An initial pass down Ferguson's West Florissant Road on Tuesday night, at approximately 6:30 p.m., saw the area in a state of relative calm. Stationed at the burned-out Quiktrip located on the 9400 block was a gathering of 80 to 100 protesters, holding signs and encouraging passing cars to honk their horns in response to the now-familiar chanted refrain of "Hands up! Don't shoot!". The activists would then smile in encouragement when drivers complied, as multiple demonstrators handed out bottles of water to the thirsty people on the scene. The overall feeling was one of peaceful determination and a resolute desire for justice.
Then, the police showed up.
At approximately 6:45 p.m., St. Louis County police vehicles arrived on the scene and officers began to form a line in the center of the street, facing the throng. As they took formation, the mood began to shift.
"What is your purpose here?" a woman shouted through a bullhorn. "What is your jurisdiction? Identify yourselves, please." Outfitted with riot protection helmets and armed primarily with batons and shields, the officers offered no response.
Protesters question the police about their names and jurisdictions in the absence of identification. (All videos by Daniel Hill for RFT.)
DeAndre Perryman, a season four American Idol finalist who was at the scene, approached Riverfront Times and pointed at the line. "The police are not wearing nametags," he said. "They don't want us to identify them, just like they won't identify the killer." As he spoke, a woman walked past, ominously advising all in attendance to "pull your masks up now."
"We've been keeping it positive out here," Perryman continued. "There's no rioting, no looting. It was like this last night too. Every time the police show up, that's when things get frustrating."
As the county officers blocked the southbound lanes of West Florissant at Northwinds Estates Drive, directing traffic to turn around and head back north, two armored vehicles approached from the south. By this time the "Hands up; don't shoot" refrain was getting louder, as the protesters stood steadfast on their side of the street. Occupants in redirected cars shouted "fuck the police" and "no justice, no peace" as they passed, and demonstrators increasingly began to cover their faces with T-shirts and other makeshift masks.
The county police force is replaced by heavily-armored officers carrying assault rifles.
Just before 7 p.m. the line of baton-toting county patrolmen got into their cars and left as officers equipped with M4 carbine rifles took their place, wearing camouflage pants and vests loaded with extra magazines over their body armor. The armored vehicles, equipped with sound cannons, remained parked in the street just south of the Quiktrip. Lying prone on top of one of them, an officer peered down the scope of his rifle, which he had trained directly at the crowd.

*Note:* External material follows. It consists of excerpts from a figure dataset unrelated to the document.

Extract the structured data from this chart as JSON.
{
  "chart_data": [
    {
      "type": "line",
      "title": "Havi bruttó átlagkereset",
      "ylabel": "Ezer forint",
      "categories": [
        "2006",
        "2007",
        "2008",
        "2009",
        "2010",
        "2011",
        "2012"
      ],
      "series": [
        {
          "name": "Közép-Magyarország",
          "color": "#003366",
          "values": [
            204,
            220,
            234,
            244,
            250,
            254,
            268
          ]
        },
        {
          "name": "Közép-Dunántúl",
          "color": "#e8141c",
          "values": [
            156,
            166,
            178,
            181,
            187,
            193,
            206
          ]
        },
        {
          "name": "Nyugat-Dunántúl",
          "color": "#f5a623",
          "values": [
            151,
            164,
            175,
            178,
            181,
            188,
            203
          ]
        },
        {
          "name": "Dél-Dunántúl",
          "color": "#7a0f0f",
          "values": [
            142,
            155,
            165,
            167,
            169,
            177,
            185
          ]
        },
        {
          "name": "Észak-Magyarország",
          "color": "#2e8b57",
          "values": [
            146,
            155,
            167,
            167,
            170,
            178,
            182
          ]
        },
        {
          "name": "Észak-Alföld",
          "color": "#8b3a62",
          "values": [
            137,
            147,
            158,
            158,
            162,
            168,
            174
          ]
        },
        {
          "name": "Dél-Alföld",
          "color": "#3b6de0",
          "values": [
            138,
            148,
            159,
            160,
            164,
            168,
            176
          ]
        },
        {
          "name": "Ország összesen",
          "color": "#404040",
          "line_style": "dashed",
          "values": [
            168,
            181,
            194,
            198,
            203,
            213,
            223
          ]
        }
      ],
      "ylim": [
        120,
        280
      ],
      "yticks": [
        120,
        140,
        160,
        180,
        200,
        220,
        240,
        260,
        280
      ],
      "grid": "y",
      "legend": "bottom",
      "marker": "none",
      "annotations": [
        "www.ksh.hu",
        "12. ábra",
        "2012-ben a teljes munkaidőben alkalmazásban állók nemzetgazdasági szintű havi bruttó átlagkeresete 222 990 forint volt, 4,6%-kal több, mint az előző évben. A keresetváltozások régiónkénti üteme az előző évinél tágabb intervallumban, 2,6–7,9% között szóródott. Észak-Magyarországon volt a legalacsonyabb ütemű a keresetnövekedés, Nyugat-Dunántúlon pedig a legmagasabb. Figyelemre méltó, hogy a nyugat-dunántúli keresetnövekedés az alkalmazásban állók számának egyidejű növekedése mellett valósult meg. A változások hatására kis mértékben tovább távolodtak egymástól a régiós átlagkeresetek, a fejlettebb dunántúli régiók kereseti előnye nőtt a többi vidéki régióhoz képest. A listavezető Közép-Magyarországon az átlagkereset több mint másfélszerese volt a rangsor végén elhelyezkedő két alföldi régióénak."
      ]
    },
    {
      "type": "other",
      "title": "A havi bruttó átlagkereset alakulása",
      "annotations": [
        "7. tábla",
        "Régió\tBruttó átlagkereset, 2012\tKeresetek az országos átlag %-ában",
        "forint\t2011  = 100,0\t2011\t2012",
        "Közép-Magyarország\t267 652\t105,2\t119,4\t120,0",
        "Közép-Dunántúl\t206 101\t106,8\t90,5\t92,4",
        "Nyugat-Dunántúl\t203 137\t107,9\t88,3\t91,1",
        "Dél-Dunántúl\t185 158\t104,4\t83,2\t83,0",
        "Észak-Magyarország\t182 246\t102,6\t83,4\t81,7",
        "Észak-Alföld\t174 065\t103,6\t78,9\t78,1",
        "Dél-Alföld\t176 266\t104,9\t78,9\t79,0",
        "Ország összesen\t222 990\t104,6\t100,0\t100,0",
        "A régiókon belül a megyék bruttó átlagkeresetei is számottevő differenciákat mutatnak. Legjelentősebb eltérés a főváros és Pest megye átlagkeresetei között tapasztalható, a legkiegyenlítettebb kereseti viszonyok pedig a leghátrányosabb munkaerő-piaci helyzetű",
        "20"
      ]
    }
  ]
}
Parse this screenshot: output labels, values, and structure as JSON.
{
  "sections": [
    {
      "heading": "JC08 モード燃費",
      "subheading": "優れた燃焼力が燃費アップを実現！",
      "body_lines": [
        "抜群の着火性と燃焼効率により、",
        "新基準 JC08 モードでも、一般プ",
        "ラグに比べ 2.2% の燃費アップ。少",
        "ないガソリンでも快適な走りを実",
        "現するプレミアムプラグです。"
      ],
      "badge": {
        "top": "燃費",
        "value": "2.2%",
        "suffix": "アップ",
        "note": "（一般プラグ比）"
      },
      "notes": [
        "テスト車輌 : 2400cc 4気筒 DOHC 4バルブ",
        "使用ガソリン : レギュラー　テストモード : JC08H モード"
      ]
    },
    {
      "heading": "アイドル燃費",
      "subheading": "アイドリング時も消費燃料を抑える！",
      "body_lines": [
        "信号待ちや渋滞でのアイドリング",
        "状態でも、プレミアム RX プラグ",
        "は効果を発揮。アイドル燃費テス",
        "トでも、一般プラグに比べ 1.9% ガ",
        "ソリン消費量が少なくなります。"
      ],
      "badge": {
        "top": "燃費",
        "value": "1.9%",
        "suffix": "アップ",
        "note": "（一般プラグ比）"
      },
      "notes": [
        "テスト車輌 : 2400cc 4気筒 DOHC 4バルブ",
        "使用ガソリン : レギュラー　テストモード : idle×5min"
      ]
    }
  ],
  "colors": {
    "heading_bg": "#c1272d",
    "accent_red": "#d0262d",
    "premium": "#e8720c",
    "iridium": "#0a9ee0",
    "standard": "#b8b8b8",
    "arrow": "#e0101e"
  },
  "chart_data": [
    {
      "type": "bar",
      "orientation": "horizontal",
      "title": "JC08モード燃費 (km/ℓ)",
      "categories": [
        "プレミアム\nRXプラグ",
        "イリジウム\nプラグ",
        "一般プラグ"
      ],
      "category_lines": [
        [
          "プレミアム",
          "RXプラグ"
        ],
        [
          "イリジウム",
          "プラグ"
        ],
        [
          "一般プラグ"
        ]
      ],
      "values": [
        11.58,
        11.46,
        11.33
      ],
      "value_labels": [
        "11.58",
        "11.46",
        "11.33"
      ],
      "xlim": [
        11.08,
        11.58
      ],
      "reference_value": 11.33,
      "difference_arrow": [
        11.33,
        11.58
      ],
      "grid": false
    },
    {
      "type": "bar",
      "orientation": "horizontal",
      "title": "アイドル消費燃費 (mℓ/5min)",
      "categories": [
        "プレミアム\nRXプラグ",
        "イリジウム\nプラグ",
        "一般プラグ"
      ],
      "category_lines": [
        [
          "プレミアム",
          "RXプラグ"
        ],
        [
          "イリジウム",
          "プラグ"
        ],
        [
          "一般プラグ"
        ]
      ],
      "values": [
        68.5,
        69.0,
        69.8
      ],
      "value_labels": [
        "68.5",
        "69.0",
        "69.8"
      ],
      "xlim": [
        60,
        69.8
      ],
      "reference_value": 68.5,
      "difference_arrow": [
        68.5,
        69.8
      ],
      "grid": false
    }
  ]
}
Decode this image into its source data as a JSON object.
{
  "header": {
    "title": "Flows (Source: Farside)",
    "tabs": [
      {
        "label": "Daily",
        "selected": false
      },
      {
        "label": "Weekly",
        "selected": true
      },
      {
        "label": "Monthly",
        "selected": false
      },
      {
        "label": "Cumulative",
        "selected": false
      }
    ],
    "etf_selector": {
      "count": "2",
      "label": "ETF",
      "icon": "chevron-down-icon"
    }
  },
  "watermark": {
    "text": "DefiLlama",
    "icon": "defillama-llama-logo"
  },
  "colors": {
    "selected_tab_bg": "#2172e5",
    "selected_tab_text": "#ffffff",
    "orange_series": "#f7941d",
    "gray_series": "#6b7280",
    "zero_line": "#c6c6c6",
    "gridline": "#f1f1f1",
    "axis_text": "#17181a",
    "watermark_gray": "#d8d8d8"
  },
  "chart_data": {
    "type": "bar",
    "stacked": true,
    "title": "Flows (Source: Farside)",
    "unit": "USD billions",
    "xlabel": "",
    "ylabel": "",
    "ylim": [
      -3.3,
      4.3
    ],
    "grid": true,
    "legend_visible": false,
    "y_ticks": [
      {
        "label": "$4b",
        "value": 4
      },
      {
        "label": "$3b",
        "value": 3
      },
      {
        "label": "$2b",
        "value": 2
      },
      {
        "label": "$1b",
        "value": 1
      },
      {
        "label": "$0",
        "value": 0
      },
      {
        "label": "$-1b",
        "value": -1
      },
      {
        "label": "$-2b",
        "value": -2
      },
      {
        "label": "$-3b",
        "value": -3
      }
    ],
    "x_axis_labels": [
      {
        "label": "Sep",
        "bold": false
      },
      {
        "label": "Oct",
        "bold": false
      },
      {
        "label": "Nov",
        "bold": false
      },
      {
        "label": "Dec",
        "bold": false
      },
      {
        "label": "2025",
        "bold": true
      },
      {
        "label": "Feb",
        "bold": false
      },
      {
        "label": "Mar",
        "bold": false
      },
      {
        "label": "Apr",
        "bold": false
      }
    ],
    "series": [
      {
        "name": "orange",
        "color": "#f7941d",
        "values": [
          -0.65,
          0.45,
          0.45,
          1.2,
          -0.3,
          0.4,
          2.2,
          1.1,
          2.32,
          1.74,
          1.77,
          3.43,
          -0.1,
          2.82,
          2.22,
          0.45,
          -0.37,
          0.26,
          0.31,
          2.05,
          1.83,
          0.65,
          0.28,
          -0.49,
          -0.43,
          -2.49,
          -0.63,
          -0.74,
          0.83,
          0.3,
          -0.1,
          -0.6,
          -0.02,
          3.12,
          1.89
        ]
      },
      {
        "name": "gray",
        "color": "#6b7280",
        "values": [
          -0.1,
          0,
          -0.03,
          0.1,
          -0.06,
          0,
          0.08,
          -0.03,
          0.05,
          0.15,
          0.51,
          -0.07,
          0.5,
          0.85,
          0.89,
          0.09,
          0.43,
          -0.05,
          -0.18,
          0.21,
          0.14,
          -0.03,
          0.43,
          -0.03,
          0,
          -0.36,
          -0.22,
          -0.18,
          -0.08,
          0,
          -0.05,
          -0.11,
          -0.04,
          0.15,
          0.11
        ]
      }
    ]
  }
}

Within only 30 minutes, and without any violence or crime committed by those assembled, the scene in Ferguson had moved from peaceful protest to occupied territory.
A woman forced to turn around at the blocked street stopped and addressed a nearby cameraman who was working with one of the local news stations. "They're walking all over our rights!" she exclaimed in frustration. "This isn't Iraq. This is America."
Angrily, she continued, "And ya'll don't report on it. I want to see this on the news tonight!"
As tensions continued to rise, that apparent dissatisfaction with the media hit close to home when one protester addressed Riverfront Times directly. "We don't want you here," she said, catching me scribbling on a notepad. "You are not welcome. Your service is done."
Another woman walked up and down the line of demonstrators, asking that everyone step out of the street. "They can't make us leave if we're on the sidewalk," she explained. Within minutes, however, the crowd dispersed at the insistence of the now heavily militarized force, which had increased greatly in numbers and moved to a position south of the Quiktrip, in front of the armored trucks. The assembly began walking in a group to the Christ the King United Church of Christ on nearby Old Halls Ferry Road, where the Reverend Al Sharpton and members of Mike Brown's family would speak.
The protesters leave the scene at the behest of the police.
"We outsmarted them," said one protester, who asked not to be named. "They wanted us to act up. This is how it started yesterday, when they showed up with tear gas. The police are the ones causing the problems."
"But they are not going to get what they want," she continued. "We're too smart."